I don't normally talk in emoticons but...


----------



## davem2bits (Feb 2, 2009)

bjazman said:


> i have absolutely no idea what this means!


Means Barry might as well spend his time weeding the vegatable garden in the back yard or work on his golf game. He ain't gonna get much else done.


----------



## Rasputina (May 6, 2009)

I must say I'm surprised. Pleasantly surprised. I sure didn't think Mass had it in them.


----------



## corkyb (Apr 25, 2009)

This is a very sad day for Massachusetts.  As the saying goes, though, the dems could screw up a .............
Unbelievable.  Poor Senator Ted Kennedy.  How long was he Senator from Mass?  For how many years did he advocate health care reform? The Democrats could lose a 50 year seat in Massachusetts?  We are in big trouble.
That video on The Daily Show someone posted here says it all.
Ok,now I'll shut up too
Paula from New Englanndy NY on a sad day.


----------



## Gayle (Aug 31, 2009)

Didn't the White House advocate "Change"?


----------



## Scheherazade (Apr 11, 2009)

Zia Star said:


> Didn't the White House advocate "Change"?

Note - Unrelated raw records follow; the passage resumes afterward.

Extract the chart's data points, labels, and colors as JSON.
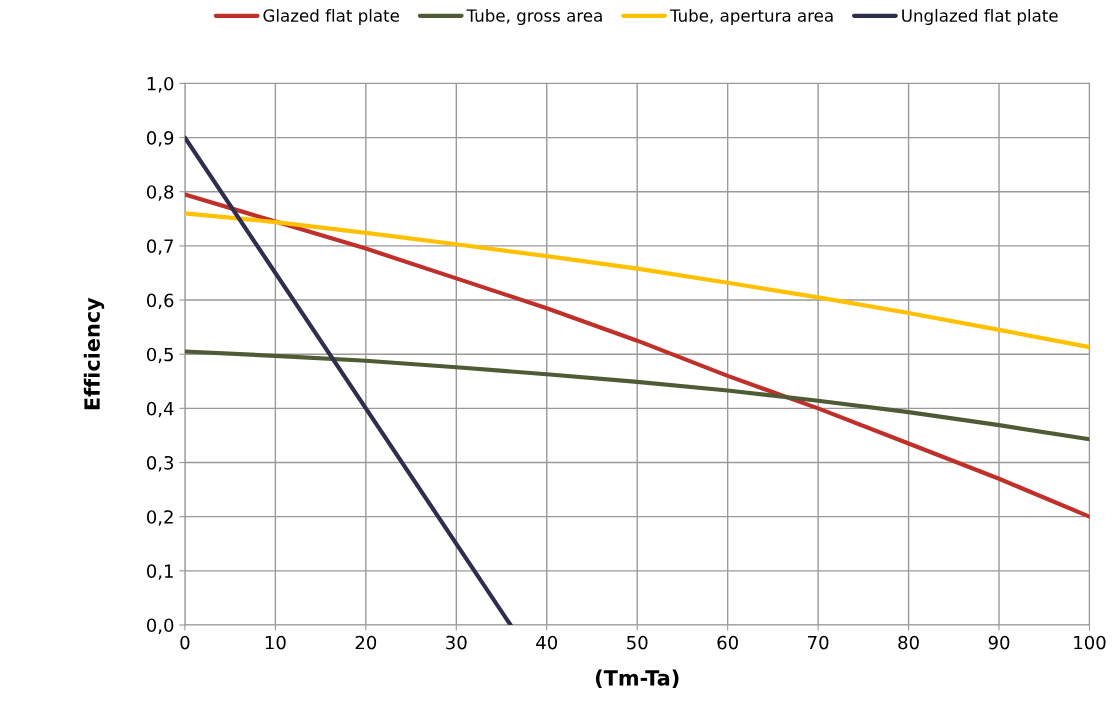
{
  "chart_data": {
    "type": "line",
    "xlabel": "(Tm-Ta)",
    "ylabel": "Efficiency",
    "xlim": [
      0,
      100
    ],
    "xticks": [
      0,
      10,
      20,
      30,
      40,
      50,
      60,
      70,
      80,
      90,
      100
    ],
    "ylim": [
      0,
      1
    ],
    "yticks": [
      {
        "value": 0,
        "label": "0,0"
      },
      {
        "value": 0.1,
        "label": "0,1"
      },
      {
        "value": 0.2,
        "label": "0,2"
      },
      {
        "value": 0.3,
        "label": "0,3"
      },
      {
        "value": 0.4,
        "label": "0,4"
      },
      {
        "value": 0.5,
        "label": "0,5"
      },
      {
        "value": 0.6,
        "label": "0,6"
      },
      {
        "value": 0.7,
        "label": "0,7"
      },
      {
        "value": 0.8,
        "label": "0,8"
      },
      {
        "value": 0.9,
        "label": "0,9"
      },
      {
        "value": 1,
        "label": "1,0"
      }
    ],
    "grid": true,
    "legend": "top",
    "marker": "none",
    "line_style": "solid",
    "series": [
      {
        "name": "Glazed flat plate",
        "color": "#c0302a",
        "x": [
          0,
          10,
          20,
          30,
          40,
          50,
          60,
          70,
          80,
          90,
          100
        ],
        "values": [
          0.795,
          0.745,
          0.695,
          0.64,
          0.585,
          0.525,
          0.46,
          0.4,
          0.335,
          0.27,
          0.2
        ]
      },
      {
        "name": "Tube, gross area",
        "color": "#4f5b35",
        "x": [
          0,
          10,
          20,
          30,
          40,
          50,
          60,
          70,
          80,
          90,
          100
        ],
        "values": [
          0.505,
          0.497,
          0.488,
          0.476,
          0.463,
          0.449,
          0.433,
          0.414,
          0.393,
          0.369,
          0.343
        ]
      },
      {
        "name": "Tube, apertura area",
        "color": "#ffc000",
        "x": [
          0,
          10,
          20,
          30,
          40,
          50,
          60,
          70,
          80,
          90,
          100
        ],
        "values": [
          0.76,
          0.744,
          0.724,
          0.703,
          0.681,
          0.658,
          0.632,
          0.605,
          0.576,
          0.545,
          0.513
        ]
      },
      {
        "name": "Unglazed flat plate",
        "color": "#2e2e4e",
        "x": [
          0,
          36
        ],
        "values": [
          0.9,
          0
        ]
      }
    ]
  }
}
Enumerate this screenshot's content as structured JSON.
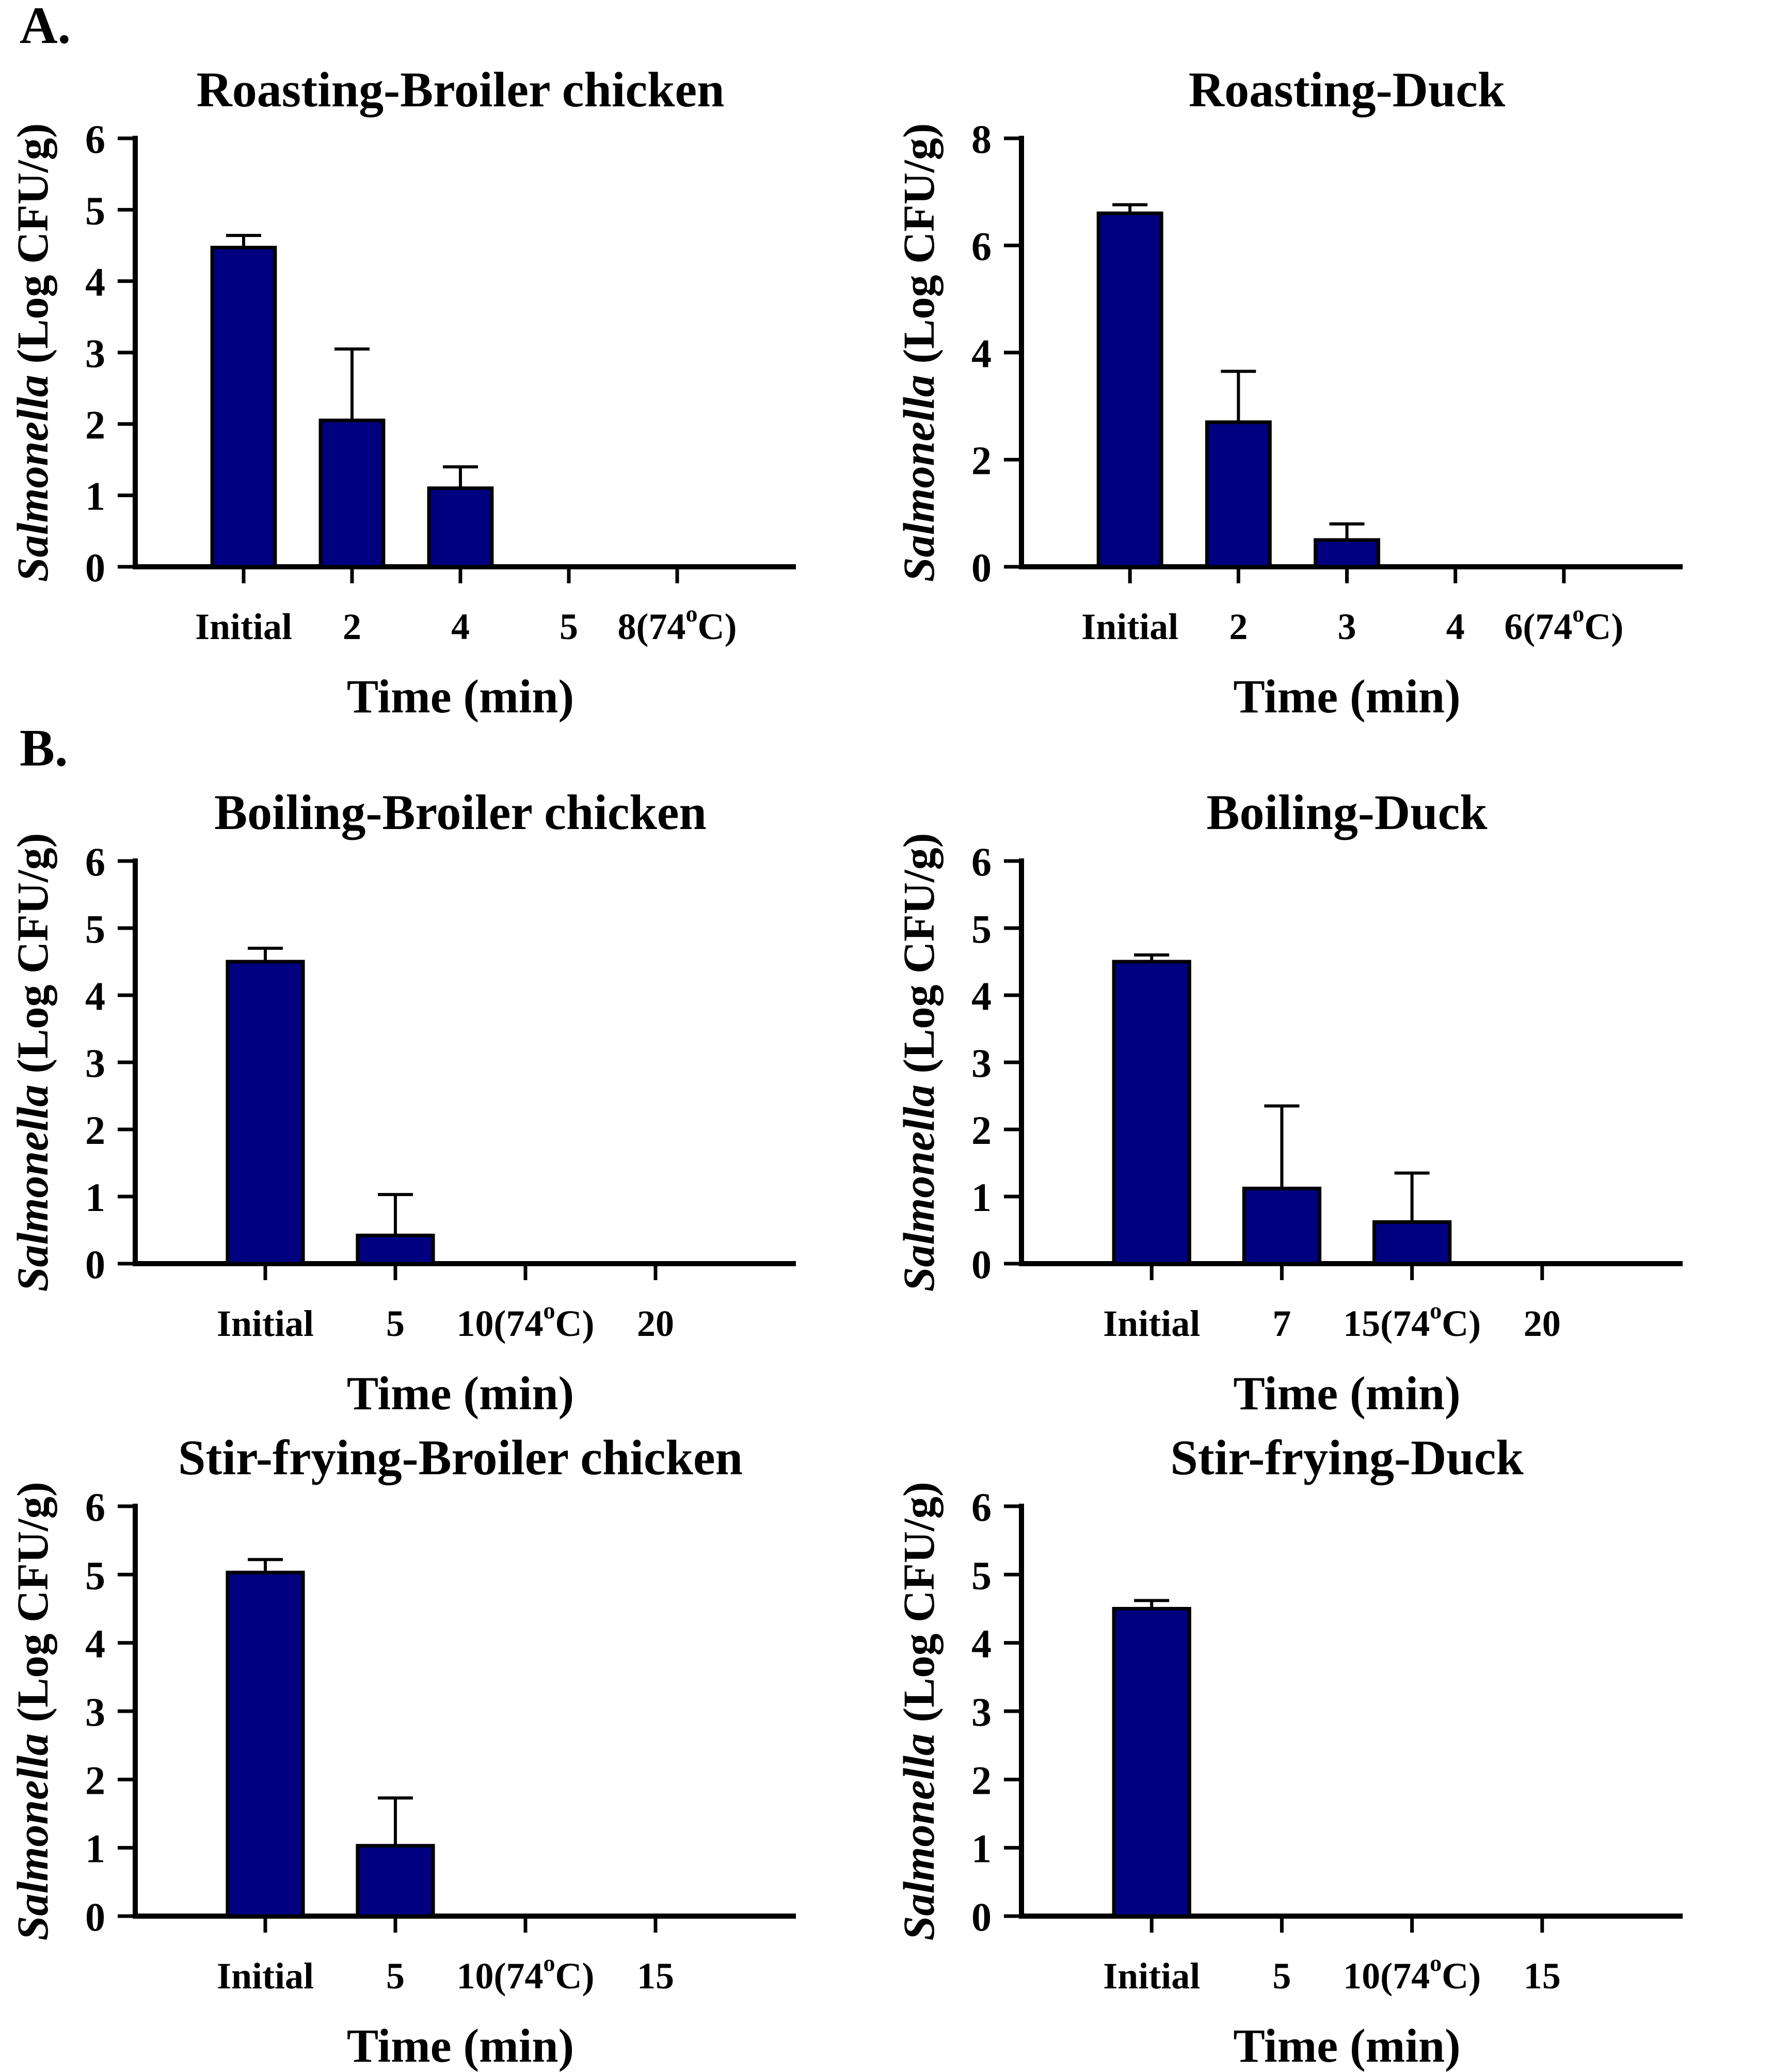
{
  "figure": {
    "background": "#ffffff",
    "bar_color": "#000080",
    "axis_color": "#000000",
    "panels": [
      {
        "label": "A."
      },
      {
        "label": "B."
      }
    ],
    "ylabel": {
      "italic": "Salmonella",
      "rest": " (Log CFU/g)"
    }
  },
  "chart_data": [
    {
      "type": "bar",
      "title": "Roasting-Broiler chicken",
      "xlabel": "Time (min)",
      "ylabel": "Salmonella (Log CFU/g)",
      "ymax": 6,
      "ylim": [
        0,
        6
      ],
      "yticks": [
        0,
        1,
        2,
        3,
        4,
        5,
        6
      ],
      "categories": [
        "Initial",
        "2",
        "4",
        "5",
        "8(74°C)"
      ],
      "values": [
        4.47,
        2.05,
        1.1,
        0,
        0
      ],
      "errors": [
        0.17,
        1.0,
        0.3,
        0,
        0
      ]
    },
    {
      "type": "bar",
      "title": "Roasting-Duck",
      "xlabel": "Time (min)",
      "ylabel": "Salmonella (Log CFU/g)",
      "ymax": 8,
      "ylim": [
        0,
        8
      ],
      "yticks": [
        0,
        2,
        4,
        6,
        8
      ],
      "categories": [
        "Initial",
        "2",
        "3",
        "4",
        "6(74°C)"
      ],
      "values": [
        6.6,
        2.7,
        0.5,
        0,
        0
      ],
      "errors": [
        0.16,
        0.95,
        0.3,
        0,
        0
      ]
    },
    {
      "type": "bar",
      "title": "Boiling-Broiler chicken",
      "xlabel": "Time (min)",
      "ylabel": "Salmonella (Log CFU/g)",
      "ymax": 6,
      "ylim": [
        0,
        6
      ],
      "yticks": [
        0,
        1,
        2,
        3,
        4,
        5,
        6
      ],
      "categories": [
        "Initial",
        "5",
        "10(74°C)",
        "20"
      ],
      "values": [
        4.5,
        0.42,
        0,
        0
      ],
      "errors": [
        0.2,
        0.61,
        0,
        0
      ]
    },
    {
      "type": "bar",
      "title": "Boiling-Duck",
      "xlabel": "Time (min)",
      "ylabel": "Salmonella (Log CFU/g)",
      "ymax": 6,
      "ylim": [
        0,
        6
      ],
      "yticks": [
        0,
        1,
        2,
        3,
        4,
        5,
        6
      ],
      "categories": [
        "Initial",
        "7",
        "15(74°C)",
        "20"
      ],
      "values": [
        4.5,
        1.12,
        0.62,
        0
      ],
      "errors": [
        0.1,
        1.23,
        0.73,
        0
      ]
    },
    {
      "type": "bar",
      "title": "Stir-frying-Broiler chicken",
      "xlabel": "Time (min)",
      "ylabel": "Salmonella (Log CFU/g)",
      "ymax": 6,
      "ylim": [
        0,
        6
      ],
      "yticks": [
        0,
        1,
        2,
        3,
        4,
        5,
        6
      ],
      "categories": [
        "Initial",
        "5",
        "10(74°C)",
        "15"
      ],
      "values": [
        5.03,
        1.03,
        0,
        0
      ],
      "errors": [
        0.19,
        0.7,
        0,
        0
      ]
    },
    {
      "type": "bar",
      "title": "Stir-frying-Duck",
      "xlabel": "Time (min)",
      "ylabel": "Salmonella (Log CFU/g)",
      "ymax": 6,
      "ylim": [
        0,
        6
      ],
      "yticks": [
        0,
        1,
        2,
        3,
        4,
        5,
        6
      ],
      "categories": [
        "Initial",
        "5",
        "10(74°C)",
        "15"
      ],
      "values": [
        4.5,
        0,
        0,
        0
      ],
      "errors": [
        0.12,
        0,
        0,
        0
      ]
    }
  ]
}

Well, he finally delivered if that's the case


----------



## davem2bits (Feb 2, 2009)

Zia Star said:


> Didn't the White House advocate "Change"?


No, that's what he said to get the job. Hasn't been any since he moved in. Just status and quo.


----------



## dnagirl (Oct 21, 2009)

"Pork in the stratosphere" may be one of the funniest things I've heard this week.


----------